各位同学好，今天和大家分享一下如何使用 TensorFlow 构建目标检测算法中的目标边界框定位损失函数iou、Giou、Diou、Ciou

1. iou 损失

1.1 方法介绍

iou又称为交并比，是指预测框和真实框的交集和并集的比值。在目标检测中，iou 能满足对称性、同一性、非负性、三角不等性，并且相比于 L1、L2 损失函数具有尺度不变性。无论边界框的尺度大小，输出的iou损失总是在0到1之间，因此能够比较好的反映预测框和真实框之间的检测效果。

iou 的值越大，表明两个框重叠度越高。当iou为0时，说明两个框完全没有重合，iou为1时说明两个框完全重合。对于iou，我们通常会选取一个阈值，来确定预测框是正确的还是错误的。如两个框的iou大于0.5时，认为这是一个正确的框，包含物体，否则没有包含物体，是一个错误的框。

iou 损失是先求出预测框和真实框之间的交集和并集之比，再求负对数，但在实际应用的过程中经常将 iou 损失写成 1-iou，公示如下，预测框区域A，真实框区域B。

$\large \large IOU = \frac{A\bigcap B}{A\bigcup B}\;\;\;\;\;\;\;L_{IOU}=1-IOU$

1.2 代码展示

box1 代表输入的预测框信息， shape=[b, w, h, num_anchor, 4] ，其中4代表每个检测框的中心点坐标(x,y)，和预测框宽高(w,h)。box2 代表真实框信息，包含的内容和预测框相同。

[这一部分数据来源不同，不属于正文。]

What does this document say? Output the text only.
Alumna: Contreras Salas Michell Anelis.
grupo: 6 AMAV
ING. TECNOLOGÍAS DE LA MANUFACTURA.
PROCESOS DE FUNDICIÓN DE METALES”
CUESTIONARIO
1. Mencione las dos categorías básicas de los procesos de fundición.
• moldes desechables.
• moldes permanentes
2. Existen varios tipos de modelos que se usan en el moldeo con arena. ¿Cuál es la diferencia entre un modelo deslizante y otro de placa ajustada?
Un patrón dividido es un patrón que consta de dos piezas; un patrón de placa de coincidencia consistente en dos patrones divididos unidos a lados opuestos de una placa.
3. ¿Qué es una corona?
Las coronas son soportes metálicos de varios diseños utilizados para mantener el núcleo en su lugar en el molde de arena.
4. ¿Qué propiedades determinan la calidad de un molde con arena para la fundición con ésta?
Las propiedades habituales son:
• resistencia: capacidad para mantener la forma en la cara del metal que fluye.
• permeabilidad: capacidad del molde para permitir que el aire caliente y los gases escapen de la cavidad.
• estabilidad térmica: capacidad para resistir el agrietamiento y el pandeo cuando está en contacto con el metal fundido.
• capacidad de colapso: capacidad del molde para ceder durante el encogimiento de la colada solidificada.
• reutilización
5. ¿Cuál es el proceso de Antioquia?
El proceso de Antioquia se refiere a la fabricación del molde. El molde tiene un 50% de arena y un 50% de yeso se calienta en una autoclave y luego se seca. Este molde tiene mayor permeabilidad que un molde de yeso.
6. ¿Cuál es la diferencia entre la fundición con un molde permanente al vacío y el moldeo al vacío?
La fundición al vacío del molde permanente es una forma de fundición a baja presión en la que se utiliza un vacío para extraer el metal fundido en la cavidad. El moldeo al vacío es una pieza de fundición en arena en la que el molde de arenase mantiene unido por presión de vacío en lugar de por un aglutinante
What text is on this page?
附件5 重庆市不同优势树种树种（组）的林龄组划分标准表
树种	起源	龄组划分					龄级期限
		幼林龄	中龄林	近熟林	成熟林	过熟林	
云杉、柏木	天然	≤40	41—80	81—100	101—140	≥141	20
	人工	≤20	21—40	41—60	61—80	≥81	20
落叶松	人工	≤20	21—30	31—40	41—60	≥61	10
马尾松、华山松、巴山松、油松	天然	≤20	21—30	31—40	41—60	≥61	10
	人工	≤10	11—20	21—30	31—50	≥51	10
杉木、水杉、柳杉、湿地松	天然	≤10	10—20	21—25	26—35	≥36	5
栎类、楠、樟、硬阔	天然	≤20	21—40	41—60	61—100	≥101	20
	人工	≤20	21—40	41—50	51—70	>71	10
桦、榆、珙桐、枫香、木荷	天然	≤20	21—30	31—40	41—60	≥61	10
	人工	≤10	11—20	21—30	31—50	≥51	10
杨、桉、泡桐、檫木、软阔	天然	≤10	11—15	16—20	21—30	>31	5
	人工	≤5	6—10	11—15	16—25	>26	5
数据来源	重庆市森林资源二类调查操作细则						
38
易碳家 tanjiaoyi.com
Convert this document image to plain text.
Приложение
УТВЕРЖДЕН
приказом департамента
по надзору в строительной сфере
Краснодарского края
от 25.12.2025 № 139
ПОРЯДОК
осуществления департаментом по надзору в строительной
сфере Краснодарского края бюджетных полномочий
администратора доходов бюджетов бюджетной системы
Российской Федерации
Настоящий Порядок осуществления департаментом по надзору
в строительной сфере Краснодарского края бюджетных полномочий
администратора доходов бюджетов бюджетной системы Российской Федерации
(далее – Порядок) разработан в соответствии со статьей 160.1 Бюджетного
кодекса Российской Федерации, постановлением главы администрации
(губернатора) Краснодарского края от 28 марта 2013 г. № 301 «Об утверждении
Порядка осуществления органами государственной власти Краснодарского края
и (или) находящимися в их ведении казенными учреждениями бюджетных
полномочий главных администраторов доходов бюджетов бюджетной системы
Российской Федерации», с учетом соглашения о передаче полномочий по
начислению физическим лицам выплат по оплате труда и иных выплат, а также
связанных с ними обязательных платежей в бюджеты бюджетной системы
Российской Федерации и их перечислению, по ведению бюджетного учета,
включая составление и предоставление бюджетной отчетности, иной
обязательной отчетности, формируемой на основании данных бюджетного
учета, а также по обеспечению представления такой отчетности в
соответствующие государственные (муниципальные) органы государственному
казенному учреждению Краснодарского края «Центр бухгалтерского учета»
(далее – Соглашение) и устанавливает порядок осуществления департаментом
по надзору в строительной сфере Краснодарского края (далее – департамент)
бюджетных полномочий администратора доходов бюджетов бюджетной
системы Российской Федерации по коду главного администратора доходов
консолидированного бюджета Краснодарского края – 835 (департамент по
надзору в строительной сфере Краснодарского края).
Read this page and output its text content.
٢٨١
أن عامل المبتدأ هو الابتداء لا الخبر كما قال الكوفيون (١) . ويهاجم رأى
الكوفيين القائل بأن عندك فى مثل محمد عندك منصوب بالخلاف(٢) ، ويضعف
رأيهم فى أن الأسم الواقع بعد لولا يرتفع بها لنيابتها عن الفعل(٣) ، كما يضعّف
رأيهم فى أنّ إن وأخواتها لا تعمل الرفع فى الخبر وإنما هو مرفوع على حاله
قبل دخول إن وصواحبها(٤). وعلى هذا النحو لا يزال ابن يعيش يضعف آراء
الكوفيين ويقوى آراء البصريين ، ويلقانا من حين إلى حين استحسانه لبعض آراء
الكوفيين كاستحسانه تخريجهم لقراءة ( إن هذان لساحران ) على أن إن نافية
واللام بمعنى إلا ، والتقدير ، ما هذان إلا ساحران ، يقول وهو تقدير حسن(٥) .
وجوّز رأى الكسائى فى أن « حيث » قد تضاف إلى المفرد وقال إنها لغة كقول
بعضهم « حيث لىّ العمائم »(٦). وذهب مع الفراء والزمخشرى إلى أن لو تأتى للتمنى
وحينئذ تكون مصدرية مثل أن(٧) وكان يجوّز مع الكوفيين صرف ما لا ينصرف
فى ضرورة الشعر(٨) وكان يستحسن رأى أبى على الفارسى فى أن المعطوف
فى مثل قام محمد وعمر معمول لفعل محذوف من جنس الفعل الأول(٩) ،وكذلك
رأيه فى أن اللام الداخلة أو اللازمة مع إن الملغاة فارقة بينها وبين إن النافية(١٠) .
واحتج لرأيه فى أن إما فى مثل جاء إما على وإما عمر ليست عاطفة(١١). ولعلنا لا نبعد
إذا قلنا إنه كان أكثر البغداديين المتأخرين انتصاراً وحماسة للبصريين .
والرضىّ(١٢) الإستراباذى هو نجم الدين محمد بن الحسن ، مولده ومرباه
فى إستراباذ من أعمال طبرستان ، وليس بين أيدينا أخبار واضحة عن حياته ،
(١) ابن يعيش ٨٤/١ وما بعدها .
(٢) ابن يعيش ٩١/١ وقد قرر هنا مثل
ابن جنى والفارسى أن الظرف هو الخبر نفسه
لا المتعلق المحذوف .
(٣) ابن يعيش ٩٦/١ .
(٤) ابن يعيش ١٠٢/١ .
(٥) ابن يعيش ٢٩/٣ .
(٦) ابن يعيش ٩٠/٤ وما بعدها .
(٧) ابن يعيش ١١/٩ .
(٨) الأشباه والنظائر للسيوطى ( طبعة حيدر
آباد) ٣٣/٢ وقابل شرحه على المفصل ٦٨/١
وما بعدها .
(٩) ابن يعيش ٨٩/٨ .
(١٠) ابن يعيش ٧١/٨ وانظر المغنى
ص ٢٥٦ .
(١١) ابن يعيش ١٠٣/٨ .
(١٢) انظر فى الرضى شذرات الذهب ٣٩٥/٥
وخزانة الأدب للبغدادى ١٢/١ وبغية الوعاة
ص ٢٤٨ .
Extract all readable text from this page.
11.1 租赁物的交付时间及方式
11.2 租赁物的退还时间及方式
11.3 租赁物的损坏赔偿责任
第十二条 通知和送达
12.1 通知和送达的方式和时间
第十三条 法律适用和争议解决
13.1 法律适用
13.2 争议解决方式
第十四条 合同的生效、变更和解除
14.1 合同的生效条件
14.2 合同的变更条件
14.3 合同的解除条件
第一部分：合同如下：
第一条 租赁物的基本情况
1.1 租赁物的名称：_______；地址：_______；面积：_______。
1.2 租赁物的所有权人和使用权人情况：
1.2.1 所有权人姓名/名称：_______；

输出iou的shape为[b, w, h, num_anchor]，代表每张图片的每个检测框的iou

IOU 代码如下：

import tensorflow as tf

#（1）定义iou损失
def IOU(box1, box2):

    # 接收预测框的坐标信息
    box1_xy = box1[..., :2]   # 处理所有batch所有图片的检测框，中心坐标
    box1_wh = box1[..., 2:4]  # 所有图片的宽高
    box1_wh_half = box1_wh // 2  # 一半的宽高
    box1_min = box1_xy - box1_wh_half  # 左上角坐标
    box1_max = box1_xy + box1_wh_half  # 右下角坐标

    # 接收真实框的左上和右下坐标, 方法和上面一样
    box2_xy = box2[..., :2] 
    box2_wh = box2[..., 2:4]
    box2_wh_half = box2_wh // 2
    box2_min = box2_xy - box2_wh_half 
    box2_max = box2_xy + box2_wh_half  

    # 预测框的面积
    box1_area = box1_wh[..., 0] * box1_wh[..., 1]
    # 真实框的面积
    box2_area = box2_wh[..., 0] * box2_wh[..., 1]

    # 找出交集区域的xy坐标
    intersect_min = tf.maximum(box1_min, box2_min)  # 交集的左上角坐标
    intersect_max = tf.minimum(box1_max, box2_max)  # 交集的右下角坐标
    # 所有图片的交集区域的宽和高，如果两个框分离，宽高就是0
    intersect_wh = tf.maximum(intersect_max - intersect_min, 0)

    # 计算交集区域面积
    intersect_area = intersect_wh[..., 0] * intersect_wh[..., 1]
    # 计算并集区域面积
    union_area = box1_area + box2_area - intersect_area

    # 计算交并比，分母加上一个很小的数防止为0
    iou = intersect_area / (union_area + tf.keras.backend.epsilon())

    return iou

#（2）验证
if __name__ == '__main__':
    # 随机初始化
    box1 = tf.fill([32, 16, 16, 3, 4], 50.0)
    box2 = tf.fill([32, 16, 16, 3, 4], 40.0)
    # 接收iou
    iou = IOU(box1, box2)
    print(iou.shape)  # [32,16,16,3]
    print(iou[0, 0, 0])  # 查看某一张图片的三个先验框的iou

    '''
    tf.Tensor([0.42608696 0.42608696 0.42608696], shape=(3,), dtype=float32)
    '''

2. Giou 损失

2.1 方法介绍

使用 iou 衡量两个检测框之间的重合程度时，当两个检测框不相交时，iou 等于0，不能反映两个框的距离的大小，不能进行梯度回传，因此无法进行学习训练。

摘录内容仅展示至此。